We can pass a write-side file descriptor in to the unlinkwait process, tell unlinkwait to monitor the inode at /proc/self/fd/n, and when the fifo is completely gone from the filesystem, the unlinkwait process will exit and the write-side file descriptor it holds will be closed. So by using unlinkwait in conjunction with a fifo, we can have the reference counting behavior we desire.

As an interesting side note, if an "flink" system call was added this logic would break down. "flink" would take a path, and a file descriptor which currently has a link count of zero, and creates a new link to that file descriptor at that path. In fact I think it would become impossible in the presence of flink to do this kind of reference counting across the filesystem and file descriptors: link count and POLLHUP are two pieces of information read from separate interfaces, and you would want to destruct your resource when link count is 0 and you are receiving POLLHUP, but there's no (existing) way to check both of those atomically.
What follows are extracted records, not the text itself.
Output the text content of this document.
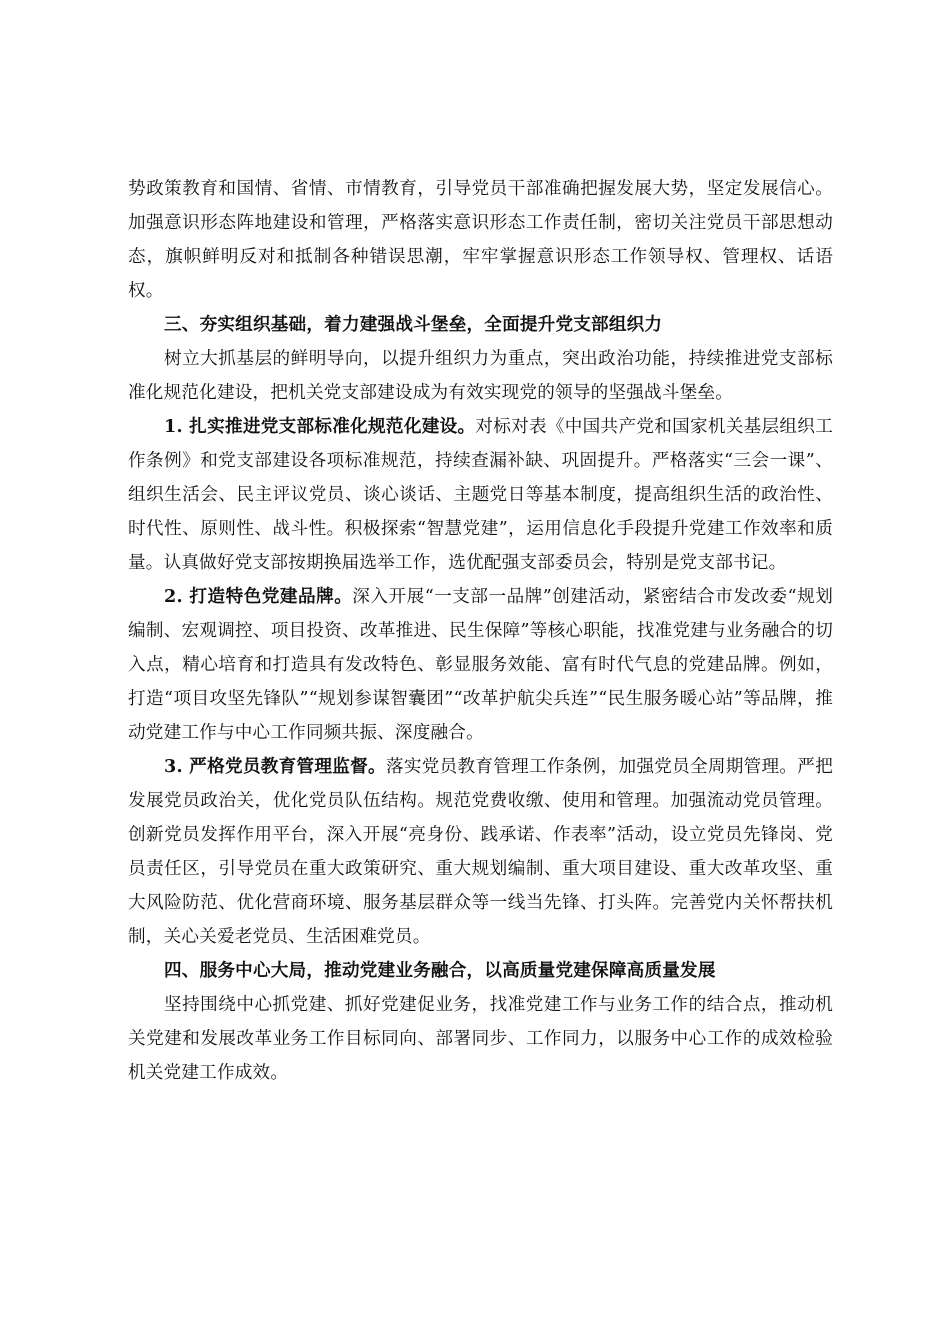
势政策教育和国情、省情、市情教育，引导党员干部准确把握发展大势，坚定发展信心。加强意识形态阵地建设和管理，严格落实意识形态工作责任制，密切关注党员干部思想动态，旗帜鲜明反对和抵制各种错误思潮，牢牢掌握意识形态工作领导权、管理权、话语权。

三、夯实组织基础，着力建强战斗堡垒，全面提升党支部组织力

树立大抓基层的鲜明导向，以提升组织力为重点，突出政治功能，持续推进党支部标准化规范化建设，把机关党支部建设成为有效实现党的领导的坚强战斗堡垒。

1. 扎实推进党支部标准化规范化建设。对标对表《中国共产党和国家机关基层组织工作条例》和党支部建设各项标准规范，持续查漏补缺、巩固提升。严格落实“三会一课”、组织生活会、民主评议党员、谈心谈话、主题党日等基本制度，提高组织生活的政治性、时代性、原则性、战斗性。积极探索“智慧党建”，运用信息化手段提升党建工作效率和质量。认真做好党支部按期换届选举工作，选优配强支部委员会，特别是党支部书记。

2. 打造特色党建品牌。深入开展“一支部一品牌”创建活动，紧密结合市发改委“规划编制、宏观调控、项目投资、改革推进、民生保障”等核心职能，找准党建与业务融合的切入点，精心培育和打造具有发改特色、彰显服务效能、富有时代气息的党建品牌。例如，打造“项目攻坚先锋队”“规划参谋智囊团”“改革护航尖兵连”“民生服务暖心站”等品牌，推动党建工作与中心工作同频共振、深度融合。

3. 严格党员教育管理监督。落实党员教育管理工作条例，加强党员全周期管理。严把发展党员政治关，优化党员队伍结构。规范党费收缴、使用和管理。加强流动党员管理。创新党员发挥作用平台，深入开展“亮身份、践承诺、作表率”活动，设立党员先锋岗、党员责任区，引导党员在重大政策研究、重大规划编制、重大项目建设、重大改革攻坚、重大风险防范、优化营商环境、服务基层群众等一线当先锋、打头阵。完善党内关怀帮扶机制，关心关爱老党员、生活困难党员。

四、服务中心大局，推动党建业务融合，以高质量党建保障高质量发展

坚持围绕中心抓党建、抓好党建促业务，找准党建工作与业务工作的结合点，推动机关党建和发展改革业务工作目标同向、部署同步、工作同力，以服务中心工作的成效检验机关党建工作成效。
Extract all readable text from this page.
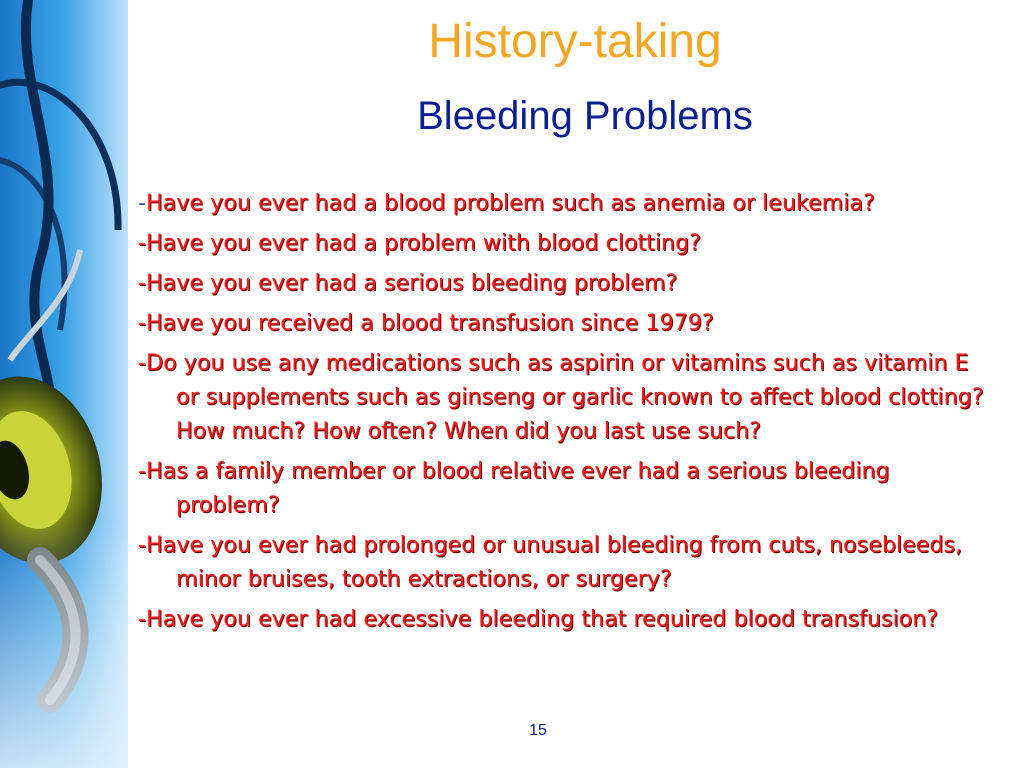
History-taking
Bleeding Problems
-Have you ever had a blood problem such as anemia or leukemia?
-Have you ever had a problem with blood clotting?
-Have you ever had a serious bleeding problem?
-Have you received a blood transfusion since 1979?
-Do you use any medications such as aspirin or vitamins such as vitamin E or supplements such as ginseng or garlic known to affect blood clotting? How much? How often? When did you last use such?
-Has a family member or blood relative ever had a serious bleeding problem?
-Have you ever had prolonged or unusual bleeding from cuts, nosebleeds, minor bruises, tooth extractions, or surgery?
-Have you ever had excessive bleeding that required blood transfusion?
15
If anyone has thoughts about how to support this in the presence of flink, feel free to send me mail.

How to run a daemon with supervise

You want to run a process that outlasts any individual process, while still getting the control and cleanup properties of supervise.

Use the unlinkwait utility in this repository and a fifo as follows, adjusting the statusfd if you wish:

mkfifo fifo
unlinkwait /proc/self/fd/3 3>fifo &
supervise 3 3<fifo 4 4>status.log [command] &

You may need to prefix nohup to these commands or follow up with a disown if you are actually running these commands from an interactive shell.

This way supervise will exit (from getting a POLLHUP on the controlfd) if and only if both of these are true:

  • there are no open writable fds to the fifo
  • the fifo (and all hardlinks to it) is removed from the filesystem. This is provided by unlinkwait, which is holding a writable fd to the fifo, and exits when the fifo is removed from the filesystem.

Renaming and moving the fifo is fine, though it should not be moved between filesystems as mv(1) implements that by creating a new copy and deleting the old copy.

In other words, the lifecycle of the daemon is tied to the fifo inode, which is something that exists in the filesystem and outlasts any individual process.

Also, conveniently, you can send commands to supervise with a simple echo command > fifo.

TODO

  • Support a binary interface in addition to the text interface
  • Make the text interface cope with partial reads and multiple lines per read, so we can use transports which don't preserve message boundaries.